The Shibboleth IdP V3 software has reached its End of Life and is no longer supported. This documentation is available for historical purposes only. See the IDP4 wiki space for current documentation on the supported version.
If you use Java 8 (which you should), be aware that it relies on a blocking PRNG by default, and the IdP may be observed to start up very slowly if there is insufficient entropy available. There are various workarounds or ways to install better sources of entropy by altering jre/lib/security/java.security or using system properties, but they are platform-specific.
See the SecurityAndNetworking page for introductory help in understanding the use of network ports, keys, and certificates.
A nice cross-platform GUI for manipulating Java keystores, PKCS#12 files, viewing certificates, etc., is Keystore Explorer.
Before you begin you should collect the following items and information:
a TLS key/certificate that you'll use to secure your browser-facing HTTP(S) connection on port 443
Assuming you plan to use the IdP for SAML support (as opposed to CAS support for example), you will need:
the entityID URL you want to use to name your IdP (the installer will suggest one from your hostname, but this may not be a good choice)
the second- or third-level DNS subdomain to append to any "scoped" attributes, often the same as your organization's email domain
a source of SAML Metadata for the service providers your IdP needs to support (this could come from a "federation" of organizations you've joined, directly from the SP owners, or created and maintained by hand)
If you don't have any SAML metadata to give the IdP, you won't have an easy time making it do anything useful without changing a lot of defaults, so please take the time and start by acquiring or creating that metadata first if you're just starting out. If you have nothing else to use, the SAMLtest.ID site can help you get started, but if you're using it longer than a couple of weeks, you should rethink what you're trying to accomplish.
The installation process will suggest or generate the following information for you:
the IdP's entityID (which you can override as noted above)
separate self-signed key/certificate pairs for:
securing web service connections, generally on port 8443
encryption of data by other systems for decryption by the IdP
a secret key and key version file for securing cookies and other data produced by the IdP for its own use (this is a special Java keystore of type "JCEKS")
some initial sample metadata describing the IdP for use by partner SPs, once it's reviewed and supplemented
a default set of IdP configuration files based on this information
A specially packaged installer is available for Microsoft Windows that ensures files will have the correct line endings and optionally provides automated support for the use of Jetty and configuration against Active Directory. See the WindowsInstallation topic for instructions.

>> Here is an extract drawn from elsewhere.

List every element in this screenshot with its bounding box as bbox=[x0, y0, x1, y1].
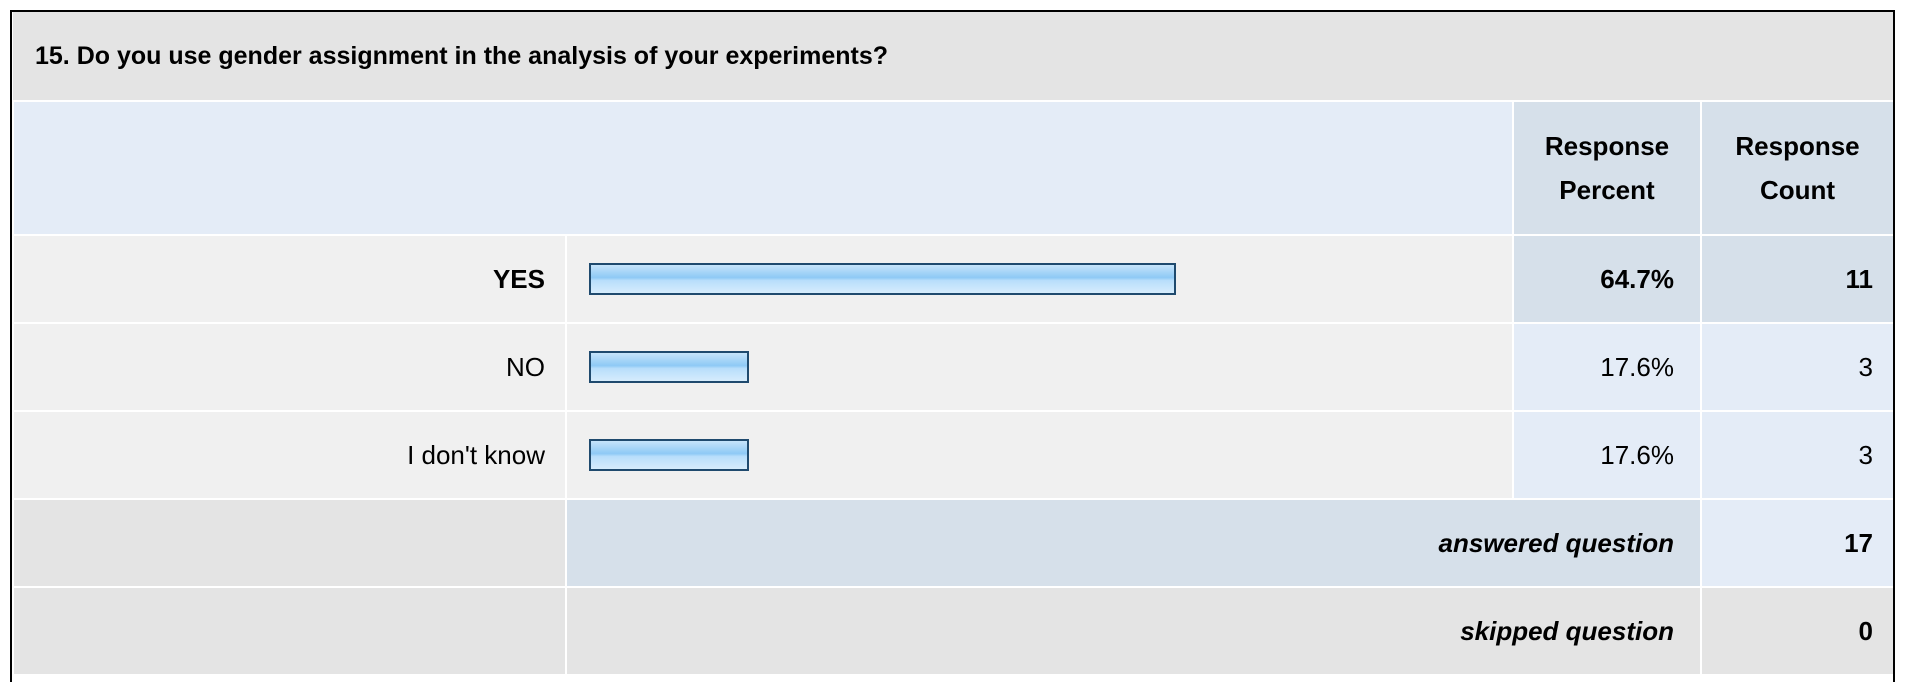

As noted, the IdP is a standard Java web application based on the Servlet 3.0 specification and should run for the most part in any compatible servlet container, but official support is provided only for Jetty and Tomcat. Jetty is the strongly recommended option and is used by the primary team members in their production environments.
Containers for which we have specific installation guidance are shown in step 1 below, including some that we do not officially support. Material specific to any container is provided as a convenience, and is not a substitute for the container's own documentation.

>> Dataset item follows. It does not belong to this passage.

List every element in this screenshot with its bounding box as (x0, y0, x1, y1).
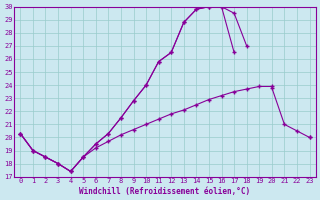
X-axis label: Windchill (Refroidissement éolien,°C): Windchill (Refroidissement éolien,°C) (79, 187, 251, 196)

Prepare your Servlet container. Linux deployers may want to take a look at IdPLinuxNonRoot, which documents one way of using privileged ports. Some containers, such as Jetty, include alternatives. The links below are to (imperfect) examples provided by the project or by deployers. The list below is not reflective of the specific containers and versions we support, which is explicitly and only available on the SystemRequirements page.
Download the latest Identity Provider software package (the zip file has Windows line endings, the tarball Unix line endings).
Unpack the archive you downloaded to a convenient location. It will not be needed after installation.
Change into the newly created distribution directory, shibboleth-identityprovider-VERSION
Run either ./bin/install.sh (on non-Windows systems) or .\bin\install.bat (on Windows systems).
The installation directory you provide will be referred to as idp.home throughout this documentation.
Deploy the IdP WAR file, located in idp.home/war/idp.war. See the Servlet container preparation notes for examples on how to do this.
Controlling Generated Key Size 3.4
In V3.4 the default key size has been increased. This could fail because of restrictions imposed by version of Java and the JCE "jusrisdiction policy" in use governing cryptographic strength.
This can be fixed by installing the unlimited strength Unlimited Strength Jurisdiction Policy or by updating to a supported version of Java, all of which have begun defaulting to the unlimited policy.
If this is impossible (or if you want a different key size) you can specify the idp.keysize parameter on the command line during the install process:
Setting generated key size on non-Windows system
Setting generated key size on Windows systems
A Quick Test
You can test that the IdP is properly installed and is at least running successfully in the container with the status command line utility (idp.home/bin/status.sh or idp.home\bin\status.bat).
If everything is working correctly, you should see output summarizing the environment and information about the IdP's state. This doesn't mean that you will be able to log into anything yet as you have not yet configured the IdP to use your organization's infrastructure, added metadata, etc.
Typical Next Steps
Review the top of the Configuration page to get some basic familiarity with the installation tree and how to use it.
Load SAML metadata for the service provider(s) with which you will interact.